Business owners, officials call for release of funds
Small business owners, the Pennsylvania CDFI Network and state officials are calling on the Legislature to release money to help small businesses.
The Pennsylvania CDFI Network, a collective of 17 Community Development Financial Institutions, helped to distribute more than $250 million, a combination of $225 million in state funds and $25 million in county funds, from the PA Cares Act and American Rescue Plan Act funding among 14,530 small businesses, which it said amounted to the retention of 54,483 jobs.
The Pennsylvania CDFI Network is again asking for the state to release more funds so small businesses can stay afloat. The organization held a news conference at the Capitol on Wednesday.
“We believe because the economy is unstable — there’s also a lot of capital, ARPA money — there’s about $6 billion available from COVID relief and we support the request to release $225 million to do round two of the Pa. small business grant program of which we ran that program and got that $225 million [distributed] within six months,” Daniel Betancourt, CEO, Community First Fund and chair of the Pennsylvania CDFI Network said.

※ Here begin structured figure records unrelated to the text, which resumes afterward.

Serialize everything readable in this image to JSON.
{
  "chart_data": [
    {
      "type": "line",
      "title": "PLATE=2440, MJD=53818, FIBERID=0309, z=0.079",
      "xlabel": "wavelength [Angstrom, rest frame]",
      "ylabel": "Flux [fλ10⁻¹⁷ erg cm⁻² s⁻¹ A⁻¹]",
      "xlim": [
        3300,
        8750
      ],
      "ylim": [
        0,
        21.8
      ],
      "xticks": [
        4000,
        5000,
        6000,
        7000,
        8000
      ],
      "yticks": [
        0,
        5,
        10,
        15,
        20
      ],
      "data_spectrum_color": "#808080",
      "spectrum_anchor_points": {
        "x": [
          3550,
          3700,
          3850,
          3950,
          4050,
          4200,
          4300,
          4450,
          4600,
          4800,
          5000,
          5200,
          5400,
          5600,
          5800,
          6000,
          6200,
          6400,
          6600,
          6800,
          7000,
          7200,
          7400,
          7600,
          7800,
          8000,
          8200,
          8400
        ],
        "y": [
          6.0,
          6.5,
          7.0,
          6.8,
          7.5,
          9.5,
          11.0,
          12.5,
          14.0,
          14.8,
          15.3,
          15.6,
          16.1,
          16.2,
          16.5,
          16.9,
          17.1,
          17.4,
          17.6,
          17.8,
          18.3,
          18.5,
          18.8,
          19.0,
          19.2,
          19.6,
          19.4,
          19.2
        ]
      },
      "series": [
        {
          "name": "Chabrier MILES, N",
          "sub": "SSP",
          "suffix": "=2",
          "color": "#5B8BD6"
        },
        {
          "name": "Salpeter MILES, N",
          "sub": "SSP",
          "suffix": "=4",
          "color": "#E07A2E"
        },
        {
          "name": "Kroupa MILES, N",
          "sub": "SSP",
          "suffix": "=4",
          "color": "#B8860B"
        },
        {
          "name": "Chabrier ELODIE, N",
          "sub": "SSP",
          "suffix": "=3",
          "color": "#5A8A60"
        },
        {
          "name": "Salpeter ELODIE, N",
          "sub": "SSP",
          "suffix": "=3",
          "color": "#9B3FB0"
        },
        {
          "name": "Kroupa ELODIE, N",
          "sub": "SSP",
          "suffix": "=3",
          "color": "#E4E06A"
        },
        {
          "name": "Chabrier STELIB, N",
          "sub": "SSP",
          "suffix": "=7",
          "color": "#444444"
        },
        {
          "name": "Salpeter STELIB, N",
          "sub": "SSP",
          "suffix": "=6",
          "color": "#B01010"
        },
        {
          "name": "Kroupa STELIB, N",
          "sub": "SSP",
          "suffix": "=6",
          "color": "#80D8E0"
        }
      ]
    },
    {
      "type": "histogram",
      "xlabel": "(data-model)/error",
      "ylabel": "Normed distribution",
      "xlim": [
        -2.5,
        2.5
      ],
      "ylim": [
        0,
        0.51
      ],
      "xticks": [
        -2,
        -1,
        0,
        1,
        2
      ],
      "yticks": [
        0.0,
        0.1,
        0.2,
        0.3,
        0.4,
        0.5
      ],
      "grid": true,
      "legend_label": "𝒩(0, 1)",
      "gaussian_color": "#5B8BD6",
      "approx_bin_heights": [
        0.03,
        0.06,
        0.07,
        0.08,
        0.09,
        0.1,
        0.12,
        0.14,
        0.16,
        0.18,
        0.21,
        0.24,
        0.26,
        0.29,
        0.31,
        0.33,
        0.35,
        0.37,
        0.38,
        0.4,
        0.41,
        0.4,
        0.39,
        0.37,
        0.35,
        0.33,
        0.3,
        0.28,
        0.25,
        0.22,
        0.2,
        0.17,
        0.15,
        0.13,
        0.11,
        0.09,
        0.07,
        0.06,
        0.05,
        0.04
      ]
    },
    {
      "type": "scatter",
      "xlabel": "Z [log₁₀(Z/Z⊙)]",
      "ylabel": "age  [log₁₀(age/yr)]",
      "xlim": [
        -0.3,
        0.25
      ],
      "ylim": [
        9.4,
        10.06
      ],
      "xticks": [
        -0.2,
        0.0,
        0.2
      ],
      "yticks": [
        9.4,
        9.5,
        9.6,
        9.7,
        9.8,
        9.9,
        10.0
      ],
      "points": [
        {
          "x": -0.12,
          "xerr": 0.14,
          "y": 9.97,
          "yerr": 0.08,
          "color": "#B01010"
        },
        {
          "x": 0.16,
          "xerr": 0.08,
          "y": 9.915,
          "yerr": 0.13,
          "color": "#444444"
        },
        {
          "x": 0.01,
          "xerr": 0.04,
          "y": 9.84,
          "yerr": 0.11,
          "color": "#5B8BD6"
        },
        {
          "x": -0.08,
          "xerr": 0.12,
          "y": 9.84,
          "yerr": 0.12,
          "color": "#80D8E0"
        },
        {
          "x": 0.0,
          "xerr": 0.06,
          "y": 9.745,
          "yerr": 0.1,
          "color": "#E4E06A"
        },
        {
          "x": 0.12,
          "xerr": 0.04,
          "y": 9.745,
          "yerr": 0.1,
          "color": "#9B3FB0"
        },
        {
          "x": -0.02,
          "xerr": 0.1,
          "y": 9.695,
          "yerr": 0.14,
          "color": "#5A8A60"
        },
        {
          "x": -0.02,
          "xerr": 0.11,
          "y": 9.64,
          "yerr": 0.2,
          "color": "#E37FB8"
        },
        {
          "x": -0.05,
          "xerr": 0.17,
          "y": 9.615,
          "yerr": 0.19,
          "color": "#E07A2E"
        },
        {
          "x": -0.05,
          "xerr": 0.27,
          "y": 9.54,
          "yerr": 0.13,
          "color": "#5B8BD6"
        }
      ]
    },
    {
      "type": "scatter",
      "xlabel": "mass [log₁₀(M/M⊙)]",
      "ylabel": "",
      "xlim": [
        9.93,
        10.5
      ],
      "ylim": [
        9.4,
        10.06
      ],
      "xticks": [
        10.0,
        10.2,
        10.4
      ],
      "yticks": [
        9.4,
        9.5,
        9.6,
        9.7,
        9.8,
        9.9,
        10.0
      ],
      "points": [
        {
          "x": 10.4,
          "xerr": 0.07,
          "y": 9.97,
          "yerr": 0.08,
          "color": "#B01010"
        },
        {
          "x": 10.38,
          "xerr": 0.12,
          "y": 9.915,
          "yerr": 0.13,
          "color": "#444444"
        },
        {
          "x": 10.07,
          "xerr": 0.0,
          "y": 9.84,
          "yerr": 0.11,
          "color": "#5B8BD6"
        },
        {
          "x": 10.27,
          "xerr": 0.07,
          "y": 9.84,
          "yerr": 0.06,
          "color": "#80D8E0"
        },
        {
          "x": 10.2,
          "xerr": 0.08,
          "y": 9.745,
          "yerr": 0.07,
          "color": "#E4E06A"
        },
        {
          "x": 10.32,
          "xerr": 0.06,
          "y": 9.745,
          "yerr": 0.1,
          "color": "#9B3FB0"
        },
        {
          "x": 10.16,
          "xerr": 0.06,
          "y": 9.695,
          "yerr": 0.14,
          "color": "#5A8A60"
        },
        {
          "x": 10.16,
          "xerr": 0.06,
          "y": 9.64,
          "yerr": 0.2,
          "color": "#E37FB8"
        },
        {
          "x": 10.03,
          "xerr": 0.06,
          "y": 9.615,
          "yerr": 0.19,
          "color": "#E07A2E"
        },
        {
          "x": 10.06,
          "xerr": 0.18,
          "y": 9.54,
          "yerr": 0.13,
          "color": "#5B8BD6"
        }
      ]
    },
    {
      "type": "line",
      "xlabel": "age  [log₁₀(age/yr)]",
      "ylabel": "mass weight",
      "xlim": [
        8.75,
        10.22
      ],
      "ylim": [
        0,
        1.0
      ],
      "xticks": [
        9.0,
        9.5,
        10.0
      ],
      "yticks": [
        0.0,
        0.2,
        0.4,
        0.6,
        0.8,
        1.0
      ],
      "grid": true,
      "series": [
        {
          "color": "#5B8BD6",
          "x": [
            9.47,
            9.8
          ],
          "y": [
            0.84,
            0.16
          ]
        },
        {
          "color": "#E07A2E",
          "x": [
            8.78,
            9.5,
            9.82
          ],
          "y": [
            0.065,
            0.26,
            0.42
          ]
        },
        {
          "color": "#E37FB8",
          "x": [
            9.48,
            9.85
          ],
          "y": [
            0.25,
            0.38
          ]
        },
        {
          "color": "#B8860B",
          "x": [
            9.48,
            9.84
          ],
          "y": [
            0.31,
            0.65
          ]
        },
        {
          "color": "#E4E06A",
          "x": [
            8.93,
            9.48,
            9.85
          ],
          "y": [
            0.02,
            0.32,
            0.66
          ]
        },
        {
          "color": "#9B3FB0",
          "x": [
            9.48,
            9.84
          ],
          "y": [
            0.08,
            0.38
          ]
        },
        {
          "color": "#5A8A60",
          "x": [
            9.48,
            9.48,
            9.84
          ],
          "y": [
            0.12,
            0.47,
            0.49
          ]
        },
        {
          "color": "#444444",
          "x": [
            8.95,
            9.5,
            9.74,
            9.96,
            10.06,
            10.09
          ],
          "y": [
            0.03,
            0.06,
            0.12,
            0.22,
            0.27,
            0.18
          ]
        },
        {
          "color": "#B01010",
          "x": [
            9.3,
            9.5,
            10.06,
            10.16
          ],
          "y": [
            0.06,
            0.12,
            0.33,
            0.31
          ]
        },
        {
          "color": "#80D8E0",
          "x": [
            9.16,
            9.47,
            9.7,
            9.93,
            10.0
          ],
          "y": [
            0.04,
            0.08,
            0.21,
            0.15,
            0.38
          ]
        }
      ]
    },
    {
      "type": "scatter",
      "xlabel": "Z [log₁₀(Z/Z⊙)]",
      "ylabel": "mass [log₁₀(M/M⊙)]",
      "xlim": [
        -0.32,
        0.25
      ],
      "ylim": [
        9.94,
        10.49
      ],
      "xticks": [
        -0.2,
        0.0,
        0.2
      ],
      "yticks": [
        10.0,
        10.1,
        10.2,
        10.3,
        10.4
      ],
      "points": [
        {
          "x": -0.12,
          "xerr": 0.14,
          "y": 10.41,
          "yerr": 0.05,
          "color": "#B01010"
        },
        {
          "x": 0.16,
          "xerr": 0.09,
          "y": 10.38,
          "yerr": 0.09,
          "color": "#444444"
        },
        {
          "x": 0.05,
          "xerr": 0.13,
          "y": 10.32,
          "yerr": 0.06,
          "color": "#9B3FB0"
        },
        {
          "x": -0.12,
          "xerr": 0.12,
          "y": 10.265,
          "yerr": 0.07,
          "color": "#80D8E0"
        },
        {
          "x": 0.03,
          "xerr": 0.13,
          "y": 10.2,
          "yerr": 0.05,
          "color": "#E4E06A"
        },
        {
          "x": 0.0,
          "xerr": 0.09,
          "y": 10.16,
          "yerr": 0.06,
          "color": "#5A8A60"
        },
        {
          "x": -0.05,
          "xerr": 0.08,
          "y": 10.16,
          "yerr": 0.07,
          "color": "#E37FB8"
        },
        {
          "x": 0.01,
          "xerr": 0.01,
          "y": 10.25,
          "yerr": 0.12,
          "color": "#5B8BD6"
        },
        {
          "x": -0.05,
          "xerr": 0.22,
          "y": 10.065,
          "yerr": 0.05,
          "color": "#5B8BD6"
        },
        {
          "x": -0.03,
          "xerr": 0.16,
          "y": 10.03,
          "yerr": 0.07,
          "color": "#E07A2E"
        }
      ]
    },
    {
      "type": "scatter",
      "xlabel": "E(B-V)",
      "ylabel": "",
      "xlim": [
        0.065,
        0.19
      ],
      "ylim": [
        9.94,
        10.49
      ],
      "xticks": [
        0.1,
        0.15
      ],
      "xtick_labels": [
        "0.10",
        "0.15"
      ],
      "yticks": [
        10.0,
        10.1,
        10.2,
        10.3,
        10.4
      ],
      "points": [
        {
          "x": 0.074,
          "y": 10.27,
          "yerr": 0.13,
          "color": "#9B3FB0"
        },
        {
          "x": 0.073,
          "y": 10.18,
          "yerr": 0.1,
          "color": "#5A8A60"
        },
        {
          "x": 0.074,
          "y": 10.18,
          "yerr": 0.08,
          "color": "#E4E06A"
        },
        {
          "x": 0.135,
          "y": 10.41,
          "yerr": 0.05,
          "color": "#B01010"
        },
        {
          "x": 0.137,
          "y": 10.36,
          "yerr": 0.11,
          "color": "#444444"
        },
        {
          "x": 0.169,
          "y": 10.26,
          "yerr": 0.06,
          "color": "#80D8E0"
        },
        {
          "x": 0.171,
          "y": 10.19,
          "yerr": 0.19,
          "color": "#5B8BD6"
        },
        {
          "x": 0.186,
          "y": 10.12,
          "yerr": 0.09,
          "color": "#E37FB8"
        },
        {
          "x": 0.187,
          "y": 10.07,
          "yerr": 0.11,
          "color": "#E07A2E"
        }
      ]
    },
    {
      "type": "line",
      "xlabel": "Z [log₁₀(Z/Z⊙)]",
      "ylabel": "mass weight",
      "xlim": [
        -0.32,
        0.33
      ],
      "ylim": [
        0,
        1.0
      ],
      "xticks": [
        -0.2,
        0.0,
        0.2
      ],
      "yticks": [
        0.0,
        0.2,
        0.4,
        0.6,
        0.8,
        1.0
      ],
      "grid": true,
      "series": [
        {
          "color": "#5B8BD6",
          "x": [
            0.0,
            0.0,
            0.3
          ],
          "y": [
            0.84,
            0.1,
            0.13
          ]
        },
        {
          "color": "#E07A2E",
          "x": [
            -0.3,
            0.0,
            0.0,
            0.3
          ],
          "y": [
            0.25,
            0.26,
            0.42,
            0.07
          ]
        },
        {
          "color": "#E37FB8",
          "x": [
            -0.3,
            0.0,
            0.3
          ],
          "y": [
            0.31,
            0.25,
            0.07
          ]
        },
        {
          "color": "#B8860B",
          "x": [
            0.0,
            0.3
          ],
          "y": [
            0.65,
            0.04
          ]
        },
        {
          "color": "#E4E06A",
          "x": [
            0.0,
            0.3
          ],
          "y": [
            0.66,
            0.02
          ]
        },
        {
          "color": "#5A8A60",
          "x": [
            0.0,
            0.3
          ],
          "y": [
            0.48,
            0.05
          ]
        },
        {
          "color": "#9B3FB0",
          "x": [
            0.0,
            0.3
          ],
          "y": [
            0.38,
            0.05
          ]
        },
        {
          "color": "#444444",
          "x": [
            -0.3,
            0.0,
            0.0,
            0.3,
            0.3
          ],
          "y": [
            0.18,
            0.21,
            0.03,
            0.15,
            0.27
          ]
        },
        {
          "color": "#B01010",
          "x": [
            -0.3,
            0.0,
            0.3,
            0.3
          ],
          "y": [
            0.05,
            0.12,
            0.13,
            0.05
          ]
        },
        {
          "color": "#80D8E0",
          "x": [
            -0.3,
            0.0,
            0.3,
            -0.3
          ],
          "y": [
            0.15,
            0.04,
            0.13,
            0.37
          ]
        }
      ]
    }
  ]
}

As part of the federal American Rescue Plan Act, the state was awarded $7,291,328,098 in state and local fiscal recovery funds in May 2021.
Mandy Book, a deputy director with the Department of Community and Economic Development, said that the Wolf administration supports the $225 million request.
“The Wolf administration is committed to these businesses and Pennsylvanians like yourselves who run them,” she said.
Community Development Financial Institutions typically provide services to small businesses unable to access financing through traditional channels.
“We are standing with an organization that has in fact delivered and delivered well to small businesses across the Commonwealth of Pennsylvania to make sure that those businesses got the help that they sorely needed,” state Sen. Vincent J. Hughes said.